The exhibition will be at the Sheldon from July 30 through September 26, and is the latest of the gallery's exhibitions to feature women artists.
"We consider this the year of the woman," Kennedy said. "We really wanted to make this concerted effort to try to fill in the blanks, to try to give women some equal status that they haven't previously had."
The exhibition displays many forms of art, from sculpture, like "My Heart Belongs to Rosy" by Niki de Saint Phalle, to soft-sculpture, which Sach's essay credits women with the invention of, to woven carpets, three-dimensional paintings, neon lights, and more. The variance of media in the exhibition exposes the obsession with material in this time period, but also the widespread inspiration of women to reflect this era using different forms of art.
("The Men of Pop tried to remove substance, submerging themselves in manufactured, slick surfaces, whereas the women tended to retain the facture of the handcrafted object,"  Sid Sachs said in the accompanying essay for the exhibition.)

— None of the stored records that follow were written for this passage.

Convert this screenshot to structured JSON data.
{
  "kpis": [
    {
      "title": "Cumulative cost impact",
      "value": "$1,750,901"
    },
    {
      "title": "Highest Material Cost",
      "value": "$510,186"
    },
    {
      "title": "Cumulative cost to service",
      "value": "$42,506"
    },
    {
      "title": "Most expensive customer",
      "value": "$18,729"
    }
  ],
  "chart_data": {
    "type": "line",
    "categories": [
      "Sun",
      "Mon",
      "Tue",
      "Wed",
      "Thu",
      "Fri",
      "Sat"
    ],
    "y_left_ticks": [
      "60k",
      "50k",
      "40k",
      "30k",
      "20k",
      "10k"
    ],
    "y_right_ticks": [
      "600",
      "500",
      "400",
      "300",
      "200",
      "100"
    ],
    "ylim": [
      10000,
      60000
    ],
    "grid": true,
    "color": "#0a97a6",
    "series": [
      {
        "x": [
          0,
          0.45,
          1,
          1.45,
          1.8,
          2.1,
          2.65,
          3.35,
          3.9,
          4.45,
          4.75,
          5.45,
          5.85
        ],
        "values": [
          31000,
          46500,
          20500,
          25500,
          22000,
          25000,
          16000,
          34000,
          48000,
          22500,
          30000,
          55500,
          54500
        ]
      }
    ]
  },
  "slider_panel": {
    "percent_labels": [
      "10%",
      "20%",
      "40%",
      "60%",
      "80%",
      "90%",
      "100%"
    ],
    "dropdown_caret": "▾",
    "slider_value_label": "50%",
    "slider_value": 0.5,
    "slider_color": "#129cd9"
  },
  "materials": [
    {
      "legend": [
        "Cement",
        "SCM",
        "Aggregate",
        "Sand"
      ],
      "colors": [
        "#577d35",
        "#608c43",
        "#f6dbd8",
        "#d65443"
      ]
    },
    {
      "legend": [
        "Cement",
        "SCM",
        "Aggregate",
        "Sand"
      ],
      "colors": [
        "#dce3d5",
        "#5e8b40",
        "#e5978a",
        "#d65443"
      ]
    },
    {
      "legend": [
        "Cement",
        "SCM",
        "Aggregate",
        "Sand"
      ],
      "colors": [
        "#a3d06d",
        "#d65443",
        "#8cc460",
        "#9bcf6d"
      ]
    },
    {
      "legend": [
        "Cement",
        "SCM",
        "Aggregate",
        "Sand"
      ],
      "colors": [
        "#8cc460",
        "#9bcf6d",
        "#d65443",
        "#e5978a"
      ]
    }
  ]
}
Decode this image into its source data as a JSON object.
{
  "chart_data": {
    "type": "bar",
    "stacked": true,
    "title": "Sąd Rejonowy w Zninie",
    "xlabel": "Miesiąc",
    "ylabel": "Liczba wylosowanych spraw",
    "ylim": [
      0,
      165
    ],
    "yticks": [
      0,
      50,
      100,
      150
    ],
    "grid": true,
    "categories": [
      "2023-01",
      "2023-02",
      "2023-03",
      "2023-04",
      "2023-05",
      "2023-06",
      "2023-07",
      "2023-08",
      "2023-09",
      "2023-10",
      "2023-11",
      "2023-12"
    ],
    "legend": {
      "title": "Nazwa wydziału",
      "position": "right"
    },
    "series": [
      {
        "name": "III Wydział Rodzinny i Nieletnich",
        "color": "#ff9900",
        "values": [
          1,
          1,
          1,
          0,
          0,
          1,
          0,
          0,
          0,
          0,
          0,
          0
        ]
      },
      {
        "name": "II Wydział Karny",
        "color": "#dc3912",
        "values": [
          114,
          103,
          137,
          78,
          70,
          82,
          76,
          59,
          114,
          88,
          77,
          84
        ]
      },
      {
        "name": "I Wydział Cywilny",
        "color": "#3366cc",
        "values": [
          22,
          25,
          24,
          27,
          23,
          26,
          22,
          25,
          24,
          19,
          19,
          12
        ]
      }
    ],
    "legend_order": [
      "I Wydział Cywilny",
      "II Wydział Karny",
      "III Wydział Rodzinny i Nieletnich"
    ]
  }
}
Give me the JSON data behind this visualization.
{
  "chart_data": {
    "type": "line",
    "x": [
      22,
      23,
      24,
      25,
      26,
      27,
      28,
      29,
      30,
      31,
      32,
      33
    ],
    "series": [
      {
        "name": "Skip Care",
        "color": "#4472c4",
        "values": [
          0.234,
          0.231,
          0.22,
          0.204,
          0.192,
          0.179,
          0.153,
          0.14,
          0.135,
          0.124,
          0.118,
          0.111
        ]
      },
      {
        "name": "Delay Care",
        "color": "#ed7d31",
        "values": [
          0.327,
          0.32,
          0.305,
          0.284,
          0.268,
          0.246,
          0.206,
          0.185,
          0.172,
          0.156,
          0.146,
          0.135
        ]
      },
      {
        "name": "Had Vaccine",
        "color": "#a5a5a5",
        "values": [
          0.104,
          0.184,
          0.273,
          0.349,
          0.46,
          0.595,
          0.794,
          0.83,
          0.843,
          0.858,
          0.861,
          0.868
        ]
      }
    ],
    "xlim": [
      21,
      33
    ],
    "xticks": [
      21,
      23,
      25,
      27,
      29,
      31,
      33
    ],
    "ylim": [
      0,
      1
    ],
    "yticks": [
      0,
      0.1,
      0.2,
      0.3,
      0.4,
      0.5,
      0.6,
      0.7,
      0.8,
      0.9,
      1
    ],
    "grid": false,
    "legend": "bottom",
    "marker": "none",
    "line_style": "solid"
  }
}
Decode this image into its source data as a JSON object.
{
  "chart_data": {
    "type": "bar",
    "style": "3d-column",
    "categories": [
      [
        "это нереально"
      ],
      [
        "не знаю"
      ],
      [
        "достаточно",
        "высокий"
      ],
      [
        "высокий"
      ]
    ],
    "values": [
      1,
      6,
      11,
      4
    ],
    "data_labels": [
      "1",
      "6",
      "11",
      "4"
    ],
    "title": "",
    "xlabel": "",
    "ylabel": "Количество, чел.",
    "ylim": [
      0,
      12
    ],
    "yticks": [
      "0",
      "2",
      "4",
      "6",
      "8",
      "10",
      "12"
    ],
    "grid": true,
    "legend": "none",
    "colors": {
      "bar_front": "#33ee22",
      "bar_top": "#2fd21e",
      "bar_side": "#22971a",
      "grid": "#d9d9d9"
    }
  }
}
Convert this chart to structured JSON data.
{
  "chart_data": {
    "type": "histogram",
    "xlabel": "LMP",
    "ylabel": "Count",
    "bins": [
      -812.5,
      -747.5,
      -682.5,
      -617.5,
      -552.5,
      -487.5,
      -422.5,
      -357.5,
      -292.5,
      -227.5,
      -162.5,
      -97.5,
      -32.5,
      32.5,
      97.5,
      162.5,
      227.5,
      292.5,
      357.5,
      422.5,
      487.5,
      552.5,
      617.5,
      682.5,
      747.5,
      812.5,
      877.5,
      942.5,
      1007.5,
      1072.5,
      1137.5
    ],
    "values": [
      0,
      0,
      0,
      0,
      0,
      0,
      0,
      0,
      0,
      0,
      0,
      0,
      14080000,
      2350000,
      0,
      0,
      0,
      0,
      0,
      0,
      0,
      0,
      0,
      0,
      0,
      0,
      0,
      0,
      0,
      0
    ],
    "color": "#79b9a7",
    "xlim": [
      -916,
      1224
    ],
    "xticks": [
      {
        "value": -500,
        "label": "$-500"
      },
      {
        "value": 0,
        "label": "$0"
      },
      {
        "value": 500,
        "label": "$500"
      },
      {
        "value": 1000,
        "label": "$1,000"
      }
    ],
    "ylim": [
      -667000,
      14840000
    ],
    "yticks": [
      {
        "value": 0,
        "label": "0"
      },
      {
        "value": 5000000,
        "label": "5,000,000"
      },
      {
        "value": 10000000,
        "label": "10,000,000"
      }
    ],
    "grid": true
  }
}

The title "Seductive Subversion" refers to the advertising ploys, the movie stars, and the way this mentality shaped roles during this time period. But that women are redirecting the messages, revealing them to be empty promises tied to commercialism.
"Especially in the fifties and during this whole pop era, the female as the object was loud and clear," Kennedy said. "So what comes across in this collection is that the women are putting it back to us… For example, the whole consumerism ploy of that pop era encouraged marriage, because of course if you got married then you bought a home, and if you bought a home then you bought appliances. Women were encouraged to buy, that you've got to have these certain appliances to have the proper home."
This can be seen in Idelle Weber's portrayal of marriage, with a detachment felt through the silhouetted figures, the same sarcasm spin on society as in her work "Munchkins I, II & III" where the men become anonymous, seemingly-soulless robots of business and society.
"Seductive Subversion" is a rare glimpse, a 40-year old time capsule, into the reactions of women to the superficiality and limited roles they were experiencing.
"Male artists were addressing that whole idea of advertisement, but in a very sort of detached way and they could get away with it," Kennedy said. "They could also address women in the house, that whole domestic idea, where for women it was really difficult to counter that at the time or even to address it because they were right in the middle of it."
Women as objects is a focus of the gallery, especially evidenced through the hyper-sexualized "Green Triptych" by Marjorie Strider, 1963, where the woman's breasts and butt physically extend from the painting. Strider's work makes her point clear, women were (and still are) used as objects to sell products through sex appeal.
The exhibition is a bright and colorful exploration of the female perspective. The pieces are fun to look at, but meaningful as well, because they represent a transition period for women, bridging the gap between prescribed behavior and self-identity and freedom.
Several events will introduce the exhibition while it is in Lincoln, including a lecture from Sid Sachs on Tuesday, September 14 at 5:30 p.m. in the Sheldon Museum's Edith S. Abbott Auditorium.
University of Nebraska-Lincoln's  Christin Mamiya, Associate Dean, Hixson-Lied Fine & Performing Arts, will give a lecture in the Ethel S. Abbott auditorium at the Sheldon Museum of Art on Tuesday, August 31 at 5:30 p.m. Mamiya authored the book, "Pop Art and Consumer Culture: American Supermarket" in 1992, and the title of her talk for the exhibition is "A Woman's Work is Never Done: Pop Art and the Home."